Humbert Humbert est un personnage dérangé, qui aime les petites filles, entre 9 et 14 ans. Les nymphettes, comme il les appelle. C'est un homme cultivé, un écrivain, voyez-vous. Suite à un héritage et plusieurs autres aventures, il se retrouve en Amérique, dans la maison de Charlotte Haze qui lui loue une chambre. C'est ici que Humbert fera la connaissance de Lolita, fille de Charlotte. La gamine lui rappelle sa première aventure amoureuse et sexuelle avortée avec une adolescente alors qu'il avait 13 ans. Cette histoire reste, dans sa mémoire, un échec, une obsession, qui le poursuit et le frustre. Lolita va "s'amuser" de l'intérêt que lui porte cet adulte qui ressemble à un acteur de cinéma qu'elle adule ... dans un premier temps. Intérêt qui ensuite la dépasse, qu'elle ne contrôle plus. S'ensuit une errance à travers les Etats-unis des années 50. L'enfer pour Lolita. Une descente douce-amère dans la folie pour son tortionnaire.

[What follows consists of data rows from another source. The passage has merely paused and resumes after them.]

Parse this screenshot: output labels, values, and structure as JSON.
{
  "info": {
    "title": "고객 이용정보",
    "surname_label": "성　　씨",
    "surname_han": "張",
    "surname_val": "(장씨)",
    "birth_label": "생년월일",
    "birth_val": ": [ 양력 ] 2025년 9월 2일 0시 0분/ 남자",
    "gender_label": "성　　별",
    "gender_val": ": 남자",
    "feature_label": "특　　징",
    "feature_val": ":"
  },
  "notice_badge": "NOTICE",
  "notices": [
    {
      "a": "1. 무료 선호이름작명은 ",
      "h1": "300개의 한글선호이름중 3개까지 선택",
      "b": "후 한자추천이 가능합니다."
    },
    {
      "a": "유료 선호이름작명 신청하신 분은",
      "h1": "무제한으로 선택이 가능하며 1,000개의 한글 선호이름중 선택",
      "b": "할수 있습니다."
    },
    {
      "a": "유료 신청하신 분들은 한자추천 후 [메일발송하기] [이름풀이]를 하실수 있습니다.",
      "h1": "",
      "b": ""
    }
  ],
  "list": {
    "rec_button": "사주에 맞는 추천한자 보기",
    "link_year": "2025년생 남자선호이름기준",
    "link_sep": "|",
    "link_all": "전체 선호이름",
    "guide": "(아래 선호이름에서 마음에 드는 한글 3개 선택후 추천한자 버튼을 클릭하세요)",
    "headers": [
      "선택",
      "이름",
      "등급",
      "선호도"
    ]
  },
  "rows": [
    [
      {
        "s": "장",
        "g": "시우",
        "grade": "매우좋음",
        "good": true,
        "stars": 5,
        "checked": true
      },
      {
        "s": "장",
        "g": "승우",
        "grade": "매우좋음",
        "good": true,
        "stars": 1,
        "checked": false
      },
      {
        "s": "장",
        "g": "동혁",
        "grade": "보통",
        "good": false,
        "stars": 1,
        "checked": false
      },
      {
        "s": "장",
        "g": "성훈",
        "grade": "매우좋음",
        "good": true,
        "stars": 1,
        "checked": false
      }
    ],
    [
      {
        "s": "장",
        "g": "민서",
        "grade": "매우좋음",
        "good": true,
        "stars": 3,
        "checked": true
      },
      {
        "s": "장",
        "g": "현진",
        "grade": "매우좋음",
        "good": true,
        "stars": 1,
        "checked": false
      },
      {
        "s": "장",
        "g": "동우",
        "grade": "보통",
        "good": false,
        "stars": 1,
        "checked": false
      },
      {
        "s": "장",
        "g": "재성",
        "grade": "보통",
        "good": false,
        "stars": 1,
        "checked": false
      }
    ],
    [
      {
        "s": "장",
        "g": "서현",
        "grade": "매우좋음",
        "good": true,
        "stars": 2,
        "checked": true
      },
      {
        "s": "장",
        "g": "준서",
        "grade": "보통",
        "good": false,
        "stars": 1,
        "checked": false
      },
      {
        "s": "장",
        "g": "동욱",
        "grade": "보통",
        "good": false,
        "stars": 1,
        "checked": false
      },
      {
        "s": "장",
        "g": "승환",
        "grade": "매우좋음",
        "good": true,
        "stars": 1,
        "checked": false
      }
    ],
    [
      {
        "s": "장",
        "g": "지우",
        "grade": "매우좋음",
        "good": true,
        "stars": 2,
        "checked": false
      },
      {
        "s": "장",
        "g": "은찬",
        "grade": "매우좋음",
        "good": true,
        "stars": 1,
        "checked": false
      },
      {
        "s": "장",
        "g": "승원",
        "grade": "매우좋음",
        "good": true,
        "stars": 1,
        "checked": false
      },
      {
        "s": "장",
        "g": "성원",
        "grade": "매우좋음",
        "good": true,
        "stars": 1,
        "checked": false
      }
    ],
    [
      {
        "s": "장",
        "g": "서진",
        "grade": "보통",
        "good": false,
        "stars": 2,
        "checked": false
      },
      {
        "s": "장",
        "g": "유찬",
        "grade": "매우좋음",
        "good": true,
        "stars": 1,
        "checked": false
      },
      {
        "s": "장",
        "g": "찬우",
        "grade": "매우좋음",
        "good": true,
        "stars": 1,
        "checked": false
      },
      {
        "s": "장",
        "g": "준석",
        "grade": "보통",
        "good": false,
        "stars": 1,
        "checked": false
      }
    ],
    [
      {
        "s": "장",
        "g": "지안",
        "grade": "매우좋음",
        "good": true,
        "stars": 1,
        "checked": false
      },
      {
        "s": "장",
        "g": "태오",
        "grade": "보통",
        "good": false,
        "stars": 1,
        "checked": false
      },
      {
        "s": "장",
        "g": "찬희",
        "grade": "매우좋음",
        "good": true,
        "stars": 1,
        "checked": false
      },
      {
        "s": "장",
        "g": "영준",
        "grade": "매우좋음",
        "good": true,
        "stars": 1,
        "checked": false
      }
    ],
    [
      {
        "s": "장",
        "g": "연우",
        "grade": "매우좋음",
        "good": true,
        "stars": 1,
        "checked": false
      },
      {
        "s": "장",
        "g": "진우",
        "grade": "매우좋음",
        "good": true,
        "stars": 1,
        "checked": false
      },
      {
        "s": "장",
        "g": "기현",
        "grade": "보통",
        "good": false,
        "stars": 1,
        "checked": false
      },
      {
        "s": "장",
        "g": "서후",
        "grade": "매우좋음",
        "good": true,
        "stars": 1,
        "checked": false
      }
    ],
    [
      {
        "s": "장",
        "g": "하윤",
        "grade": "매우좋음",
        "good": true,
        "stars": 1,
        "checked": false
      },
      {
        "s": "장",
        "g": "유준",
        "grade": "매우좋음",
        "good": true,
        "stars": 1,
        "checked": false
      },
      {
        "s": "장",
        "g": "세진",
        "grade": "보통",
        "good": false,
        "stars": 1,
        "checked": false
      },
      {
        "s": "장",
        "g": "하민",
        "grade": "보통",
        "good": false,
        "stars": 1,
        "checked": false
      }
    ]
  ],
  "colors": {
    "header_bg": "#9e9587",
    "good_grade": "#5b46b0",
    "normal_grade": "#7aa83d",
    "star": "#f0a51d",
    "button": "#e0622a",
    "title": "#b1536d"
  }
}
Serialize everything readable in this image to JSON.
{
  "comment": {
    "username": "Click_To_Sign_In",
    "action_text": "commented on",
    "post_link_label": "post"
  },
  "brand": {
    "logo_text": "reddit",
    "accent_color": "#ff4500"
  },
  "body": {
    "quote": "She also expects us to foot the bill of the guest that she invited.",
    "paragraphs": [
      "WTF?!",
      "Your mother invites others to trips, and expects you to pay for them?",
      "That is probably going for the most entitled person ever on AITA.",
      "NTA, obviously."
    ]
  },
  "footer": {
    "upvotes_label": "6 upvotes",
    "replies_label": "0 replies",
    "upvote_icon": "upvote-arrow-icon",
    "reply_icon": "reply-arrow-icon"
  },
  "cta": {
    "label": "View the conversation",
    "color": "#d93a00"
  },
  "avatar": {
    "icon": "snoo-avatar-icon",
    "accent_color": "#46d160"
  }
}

Certains voient cette histoire comme une histoire d'amour, j'aimerais préciser alors qu'elle est à sens unique. Je comprends que ce livre ait été censuré au départ, et puisse, de nos jours, choquer les plus sensibles. N'oublions pas qu'il traite de pédophilie. A sa décharge, ces scènes qui ne sont ni plus ni moins que des viols ne sont jamais décrites. Deux ou trois phrases y font explicitement allusion durant toute l'histoire (soit en plus de 500 pages). Le vrai sujet, si on occulte le thème de la pédophilie, est la lente mais certaine descente dans la folie amoureuse d'un homme qui présente un intéret envers les petites filles, avant même sa rencontre avec Lolita.

Celle-ci est littéralement dépersonnalisée, sublimée à travers le regard de son beau-père. Elle n'est qu'un objet, un pantin qui doit répondre à ses fantasmes, Humbert lui faisant du chantage. Elle n'a d'ailleurs jamais son mot à dire dans le sens où le lecteur et le narrateur, qui n'est autre que Humbert puisque le livre est écrit à la première personne du singulier, ignorent ses états d'âme. Comme il l'avouera, cela ne l'intéresse simplement pas.

Pour ma part, je n'attendais que le moment où la gamine se délivrerait de son beau-père. A l'inverse de plusieurs critiques sur la toile, je n'ai jamais éprouvé d'affection ou de pitié pour ce personnage. Il est sa propre victime en même temps qu'il détruit la vie de Lolita, gamine qui se comporte comme beaucoup d'enfants de nos jours : elle fait "son intéressante" aux yeux d'un adulte qui, malheureusement pour elle, cette fois, sera réceptif à son manège. Ainsi l'adolescente va se trouver dépassée par les événements, piégée dans son propre jeu.

Mais Lolita c'est aussi un style très riche, une écriture dont chaque mot suinte une poésie, étrange, dérangeante. On a droit à de jolies descriptions de l'Amérique des années 50, mais certains passages demeurent, à mon goût, un peu longs.

Cette lecture reste assez envoutante et éprouvante, le sujet, hélas, toujours d'actualité. Un malaise certain en ressort. Je ne le conseillerai pas aux personnes un peu trop sensibles.